In a German study of children 9-11 years old having two first degree relatives with the same atopic disease was highly associated with eczema . Diepgen & Blettner found a stronger correlation between siblings than between siblings and parents for all atopic diseases, also atopic dermatitis . Eczema in an older sibling was also found to be an independent risk factor for eczema among 4-years old in Sweden .
When only some 60% of those finishing the questionnaires on exposure were answering the questionnaires on health, one could argue that the data are prone to self-selection. In both cohorts the lost-to-follow-up group contained more current smoking mothers and fewer homeowners, indicating a lower socio-economic status (data not shown). However, other exposure data, including reported family eczema-history did not differ among those who followed up and those who did not.
Another limitation of the study was the reporting eczema in parents and siblings without a clinical verification. The question "have you, the child's father or any of your joint children ever had eczema" is a core ISAAC questions, but is most often used in combination with a question on rash located in typical places or diagnosis verified by a doctor. To the best of our knowledge, the question has not been validated in an adult population. However, the almost similar phrasing "have you ever had childhood eczema" was validated among adults in a Swedish population. The sensitivity and specificity of this question was 89.9% and 70.7%, respectively , and an overestimation of the reported prevalence of childhood eczema among adults is therefore likely. Regarding the use of this question among children (siblings), we have validated this in a former publication . This question alone, without a question identifying rash on typical location, gave a sensitivity of 96.8% and a specificity of 68.0% when validated against the UK Working Party Criteria. Adding a question of rash on typical locations decreased the sensitivity whereas the specificity increased. This gives reason to believe, that there might be an overestimation of reported eczema among the siblings, since other forms of dermatitis in young children, such as seborrhoeic dermatitis as well as nappy dermatitis might have been included. However, in case of such a misclassification, there is no reason to believe that this has changed from 6 weeks to 1 year, and could therefore not explain the differences in reporting of eczema in siblings in the two cohorts.

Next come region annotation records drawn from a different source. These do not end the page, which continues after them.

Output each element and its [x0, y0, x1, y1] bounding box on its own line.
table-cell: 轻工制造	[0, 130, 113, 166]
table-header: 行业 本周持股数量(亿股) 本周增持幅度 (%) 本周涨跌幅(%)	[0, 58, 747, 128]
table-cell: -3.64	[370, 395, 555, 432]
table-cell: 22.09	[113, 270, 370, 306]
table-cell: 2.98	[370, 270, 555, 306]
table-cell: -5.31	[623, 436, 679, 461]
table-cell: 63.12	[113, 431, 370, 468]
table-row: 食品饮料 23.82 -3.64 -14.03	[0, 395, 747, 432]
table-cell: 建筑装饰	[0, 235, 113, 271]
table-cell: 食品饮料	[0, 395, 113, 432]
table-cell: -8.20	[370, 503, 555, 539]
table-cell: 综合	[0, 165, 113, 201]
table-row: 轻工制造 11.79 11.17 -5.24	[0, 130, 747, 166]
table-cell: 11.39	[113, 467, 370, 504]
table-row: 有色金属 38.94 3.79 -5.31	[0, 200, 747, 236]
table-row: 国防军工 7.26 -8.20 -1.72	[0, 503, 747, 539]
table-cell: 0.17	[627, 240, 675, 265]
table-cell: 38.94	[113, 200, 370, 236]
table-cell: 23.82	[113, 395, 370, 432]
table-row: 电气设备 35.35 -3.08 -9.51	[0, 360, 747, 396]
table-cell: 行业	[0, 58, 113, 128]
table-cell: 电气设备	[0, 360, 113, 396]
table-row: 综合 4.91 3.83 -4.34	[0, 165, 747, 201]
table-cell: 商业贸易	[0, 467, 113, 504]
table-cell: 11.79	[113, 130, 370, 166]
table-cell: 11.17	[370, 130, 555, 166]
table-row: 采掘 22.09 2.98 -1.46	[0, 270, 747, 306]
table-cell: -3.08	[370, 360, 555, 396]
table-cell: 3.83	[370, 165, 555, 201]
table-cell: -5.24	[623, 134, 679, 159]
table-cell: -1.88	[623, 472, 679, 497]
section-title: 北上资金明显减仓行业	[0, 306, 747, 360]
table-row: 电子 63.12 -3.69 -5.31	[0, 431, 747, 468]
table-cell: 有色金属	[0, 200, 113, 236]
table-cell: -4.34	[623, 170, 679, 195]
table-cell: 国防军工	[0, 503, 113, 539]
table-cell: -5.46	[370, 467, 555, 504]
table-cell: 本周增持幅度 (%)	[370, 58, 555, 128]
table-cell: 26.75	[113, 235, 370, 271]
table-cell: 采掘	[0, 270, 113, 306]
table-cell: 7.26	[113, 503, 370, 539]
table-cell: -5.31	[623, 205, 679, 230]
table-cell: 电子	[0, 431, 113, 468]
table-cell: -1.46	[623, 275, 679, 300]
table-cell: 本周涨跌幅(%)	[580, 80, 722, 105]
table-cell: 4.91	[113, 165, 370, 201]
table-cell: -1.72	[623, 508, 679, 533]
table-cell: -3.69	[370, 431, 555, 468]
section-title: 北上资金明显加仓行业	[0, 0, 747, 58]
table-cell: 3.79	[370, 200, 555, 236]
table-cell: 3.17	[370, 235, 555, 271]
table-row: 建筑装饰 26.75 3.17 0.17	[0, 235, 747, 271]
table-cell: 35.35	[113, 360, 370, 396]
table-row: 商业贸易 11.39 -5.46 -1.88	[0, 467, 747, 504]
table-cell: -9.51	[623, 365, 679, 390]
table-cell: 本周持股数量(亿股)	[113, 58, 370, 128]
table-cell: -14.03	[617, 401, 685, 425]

The strengths of this study are the large number of unselected participants as well as the prospective design. The consistency of reported eczema indicates a high reliability of the questions and the prevalence of reported eczema is well in line with the prevalence found in the PACT endpoint-study . In addition, the focus is on eczema-groups only, since other studies have showed that parental eczema may be a better marker for eczema in the offspring than other parental atopic diseases [8, 33].